If our government is serious about stopping children from committing crimes, it must pursue the full implementation of the JJWA instead of lowering the MACR. Full implementation of the JJWA requires having prevention, intervention, diversion, and rehabilitation programs and child-friendly institutions. This further requires the commitment of competent duty-bearers as well as sufficient funds for implementing the law.

The 2014 independent evaluation of Bahay Pag-asa (BPAs) and regional rehabilitation centers for youth (RRCYs) by Unicef identified factors that negatively and significantly affect the rehabilitation and reintegration of CICL. Two of these are the insufficient capacity of juvenile justice actors (i.e., social workers, police, etc.), and the weak commitment of local government units (LGUs) in implementing programs for CICL.

The insufficient capacity of juvenile justice actors is due to a lack of knowledge of programs that can be done in the areas of prevention, intervention, and diversion.
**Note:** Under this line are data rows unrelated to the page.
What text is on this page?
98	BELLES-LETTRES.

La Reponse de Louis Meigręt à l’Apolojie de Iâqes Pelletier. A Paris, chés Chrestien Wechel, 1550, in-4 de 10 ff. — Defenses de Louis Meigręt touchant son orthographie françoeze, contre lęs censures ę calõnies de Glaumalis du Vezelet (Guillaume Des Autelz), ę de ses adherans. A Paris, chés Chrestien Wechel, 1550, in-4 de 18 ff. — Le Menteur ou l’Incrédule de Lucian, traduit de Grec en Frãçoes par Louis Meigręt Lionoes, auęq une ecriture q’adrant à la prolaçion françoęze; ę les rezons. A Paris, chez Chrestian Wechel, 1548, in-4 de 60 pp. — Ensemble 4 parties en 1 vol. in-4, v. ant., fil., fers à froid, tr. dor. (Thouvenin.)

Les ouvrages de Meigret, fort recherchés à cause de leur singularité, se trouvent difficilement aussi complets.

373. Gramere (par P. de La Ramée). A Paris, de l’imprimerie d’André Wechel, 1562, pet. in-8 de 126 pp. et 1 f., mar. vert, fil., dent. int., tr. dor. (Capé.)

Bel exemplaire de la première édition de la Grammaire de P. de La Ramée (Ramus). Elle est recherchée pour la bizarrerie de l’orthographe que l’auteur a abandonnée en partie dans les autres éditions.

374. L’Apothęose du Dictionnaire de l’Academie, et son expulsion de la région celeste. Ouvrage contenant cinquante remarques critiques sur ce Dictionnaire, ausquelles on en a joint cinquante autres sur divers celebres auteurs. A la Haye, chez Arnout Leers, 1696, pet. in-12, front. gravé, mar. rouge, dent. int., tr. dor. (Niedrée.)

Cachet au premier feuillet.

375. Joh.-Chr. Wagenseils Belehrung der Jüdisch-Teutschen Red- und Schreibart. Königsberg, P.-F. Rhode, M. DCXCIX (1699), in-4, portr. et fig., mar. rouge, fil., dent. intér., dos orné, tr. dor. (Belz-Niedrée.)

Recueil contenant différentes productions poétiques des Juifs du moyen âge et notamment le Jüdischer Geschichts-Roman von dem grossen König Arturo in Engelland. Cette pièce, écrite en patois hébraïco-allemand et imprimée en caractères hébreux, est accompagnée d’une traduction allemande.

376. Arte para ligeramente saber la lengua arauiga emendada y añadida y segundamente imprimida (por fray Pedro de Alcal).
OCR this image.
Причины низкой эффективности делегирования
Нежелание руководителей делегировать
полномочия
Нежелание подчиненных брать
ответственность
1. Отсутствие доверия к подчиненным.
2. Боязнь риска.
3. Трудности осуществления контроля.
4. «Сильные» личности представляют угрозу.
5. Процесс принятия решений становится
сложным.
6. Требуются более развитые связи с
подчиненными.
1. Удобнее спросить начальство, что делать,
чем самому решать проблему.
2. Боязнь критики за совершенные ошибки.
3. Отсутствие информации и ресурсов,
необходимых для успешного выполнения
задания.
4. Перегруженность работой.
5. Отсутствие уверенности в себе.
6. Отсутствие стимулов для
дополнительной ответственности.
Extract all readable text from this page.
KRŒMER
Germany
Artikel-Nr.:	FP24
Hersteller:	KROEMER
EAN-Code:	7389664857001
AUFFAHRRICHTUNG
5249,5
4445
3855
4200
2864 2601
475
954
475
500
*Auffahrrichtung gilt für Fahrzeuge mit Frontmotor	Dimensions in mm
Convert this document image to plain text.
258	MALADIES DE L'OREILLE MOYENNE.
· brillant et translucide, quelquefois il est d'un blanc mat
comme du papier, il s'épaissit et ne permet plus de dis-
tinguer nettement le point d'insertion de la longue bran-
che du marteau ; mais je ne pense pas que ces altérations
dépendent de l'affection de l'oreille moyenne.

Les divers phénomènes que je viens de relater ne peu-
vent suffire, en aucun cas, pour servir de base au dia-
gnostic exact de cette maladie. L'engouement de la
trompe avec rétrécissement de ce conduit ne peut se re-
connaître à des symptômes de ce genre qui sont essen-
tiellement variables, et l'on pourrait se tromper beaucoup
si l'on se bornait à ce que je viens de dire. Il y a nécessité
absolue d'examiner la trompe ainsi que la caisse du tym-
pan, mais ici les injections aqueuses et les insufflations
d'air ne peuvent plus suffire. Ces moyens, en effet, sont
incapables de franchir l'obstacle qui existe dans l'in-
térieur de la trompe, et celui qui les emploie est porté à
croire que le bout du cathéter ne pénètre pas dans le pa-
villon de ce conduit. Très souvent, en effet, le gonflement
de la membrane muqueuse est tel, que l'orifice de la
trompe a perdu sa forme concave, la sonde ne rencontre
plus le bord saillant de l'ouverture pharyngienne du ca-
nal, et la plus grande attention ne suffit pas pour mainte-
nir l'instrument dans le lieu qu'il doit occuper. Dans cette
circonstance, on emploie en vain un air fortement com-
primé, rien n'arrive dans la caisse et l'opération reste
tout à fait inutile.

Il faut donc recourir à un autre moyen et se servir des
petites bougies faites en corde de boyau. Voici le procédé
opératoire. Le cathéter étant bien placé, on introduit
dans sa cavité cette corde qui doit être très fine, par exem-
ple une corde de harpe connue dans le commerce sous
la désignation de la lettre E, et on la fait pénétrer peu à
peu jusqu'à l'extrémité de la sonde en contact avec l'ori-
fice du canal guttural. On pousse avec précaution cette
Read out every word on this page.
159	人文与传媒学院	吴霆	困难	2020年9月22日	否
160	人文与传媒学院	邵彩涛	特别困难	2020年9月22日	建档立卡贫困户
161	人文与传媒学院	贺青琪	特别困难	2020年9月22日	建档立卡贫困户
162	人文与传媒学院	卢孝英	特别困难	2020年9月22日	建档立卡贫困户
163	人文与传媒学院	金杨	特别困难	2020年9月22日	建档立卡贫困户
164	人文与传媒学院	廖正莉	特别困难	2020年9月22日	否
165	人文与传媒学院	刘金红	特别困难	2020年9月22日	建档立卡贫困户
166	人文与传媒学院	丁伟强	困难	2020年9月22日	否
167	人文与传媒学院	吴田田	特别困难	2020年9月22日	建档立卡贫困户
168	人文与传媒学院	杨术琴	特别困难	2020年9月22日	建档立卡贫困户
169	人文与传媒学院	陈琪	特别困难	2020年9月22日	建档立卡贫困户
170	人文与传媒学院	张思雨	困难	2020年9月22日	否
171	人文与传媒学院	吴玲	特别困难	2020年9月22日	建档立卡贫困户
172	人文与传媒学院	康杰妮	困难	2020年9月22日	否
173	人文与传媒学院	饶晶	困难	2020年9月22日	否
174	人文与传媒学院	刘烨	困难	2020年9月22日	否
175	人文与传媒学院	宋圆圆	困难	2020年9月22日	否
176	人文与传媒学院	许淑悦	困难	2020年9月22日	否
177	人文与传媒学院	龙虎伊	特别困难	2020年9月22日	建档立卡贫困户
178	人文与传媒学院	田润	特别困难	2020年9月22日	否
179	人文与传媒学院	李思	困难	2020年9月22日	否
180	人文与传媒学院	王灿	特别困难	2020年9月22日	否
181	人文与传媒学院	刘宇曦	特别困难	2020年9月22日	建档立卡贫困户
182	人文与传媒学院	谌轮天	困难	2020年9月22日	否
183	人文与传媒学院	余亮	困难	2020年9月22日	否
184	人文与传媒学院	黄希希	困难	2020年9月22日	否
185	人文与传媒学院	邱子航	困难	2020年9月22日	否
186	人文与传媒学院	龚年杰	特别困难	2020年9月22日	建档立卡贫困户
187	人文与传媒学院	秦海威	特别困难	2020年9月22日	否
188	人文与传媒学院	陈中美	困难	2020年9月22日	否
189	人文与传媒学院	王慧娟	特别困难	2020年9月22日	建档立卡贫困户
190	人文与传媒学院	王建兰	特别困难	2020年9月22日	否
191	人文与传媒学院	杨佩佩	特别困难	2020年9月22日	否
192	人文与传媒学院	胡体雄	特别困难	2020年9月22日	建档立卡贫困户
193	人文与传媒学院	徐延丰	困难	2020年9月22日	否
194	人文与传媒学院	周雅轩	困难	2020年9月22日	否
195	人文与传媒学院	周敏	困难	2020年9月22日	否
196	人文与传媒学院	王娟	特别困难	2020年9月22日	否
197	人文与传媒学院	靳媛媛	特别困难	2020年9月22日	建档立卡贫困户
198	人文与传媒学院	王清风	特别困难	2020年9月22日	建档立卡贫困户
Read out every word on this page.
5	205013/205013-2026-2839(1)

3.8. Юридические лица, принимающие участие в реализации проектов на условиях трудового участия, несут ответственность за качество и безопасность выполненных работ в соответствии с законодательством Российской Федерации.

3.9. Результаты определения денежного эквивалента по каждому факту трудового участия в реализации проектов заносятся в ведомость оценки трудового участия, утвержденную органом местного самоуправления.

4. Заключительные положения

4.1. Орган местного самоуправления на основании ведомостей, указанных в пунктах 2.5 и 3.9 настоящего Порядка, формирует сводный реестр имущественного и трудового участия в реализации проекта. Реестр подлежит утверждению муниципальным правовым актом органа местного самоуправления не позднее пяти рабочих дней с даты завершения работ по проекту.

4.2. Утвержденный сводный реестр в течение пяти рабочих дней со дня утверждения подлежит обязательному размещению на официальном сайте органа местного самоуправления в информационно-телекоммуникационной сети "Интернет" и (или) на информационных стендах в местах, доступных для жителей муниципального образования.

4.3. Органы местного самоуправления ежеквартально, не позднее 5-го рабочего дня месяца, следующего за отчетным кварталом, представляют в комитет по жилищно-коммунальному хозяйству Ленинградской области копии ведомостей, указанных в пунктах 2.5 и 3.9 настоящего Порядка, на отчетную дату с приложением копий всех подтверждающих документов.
This leads to “erroneous or limited application of the programs.” Among LGUs, it was observed that the lack of training “leads to misunderstandings, even resistance” on the part of implementers. In our training sessions with the Barangay Councils for the Protection of Children, members admitted to lacking not just knowledge of the law but also skills in handling CICL cases. Intervention—a program to address issues that cause the child to commit an offense—is often neglected. Intervention is an individualized treatment program that may include counseling, education and skills training, medical attention, and participation in community or school activities.

The weak commitment of LGUs in implementing programs for CICL is also due to limited financial resources. The 2014 evaluation by Unicef elaborated that limited financial resources is evident in the lack of BPAs in most regions. The law mandates provinces and highly urbanized cities to have BPAs—24-hour child-caring institutions for CICL above 15 and below 18 awaiting court disposition and CICL above 12 and below 15 who committed serious and repeat offenses. Data from the Juvenile Justice and Welfare Council show that out of 114 expected BPAs, only 35 are operational. Generally, BPAs perform more poorly compared to RRCYs in providing the basic needs of children because the latter receive stable funding from the national government. This is also evident in the 2016 study by the Philippine Legislators’ Committee on Population and Development and Unicef where results show that LGUs with minimal financial resources and personnel with low individual capacities are likely to have little awareness of child protection laws, including JJWA.

Instead of lowering the MACR, legislators should strengthen the full implementation of JJWA to prevent children from offending and reoffending. Children should not suffer because of what our institutions have failed to do.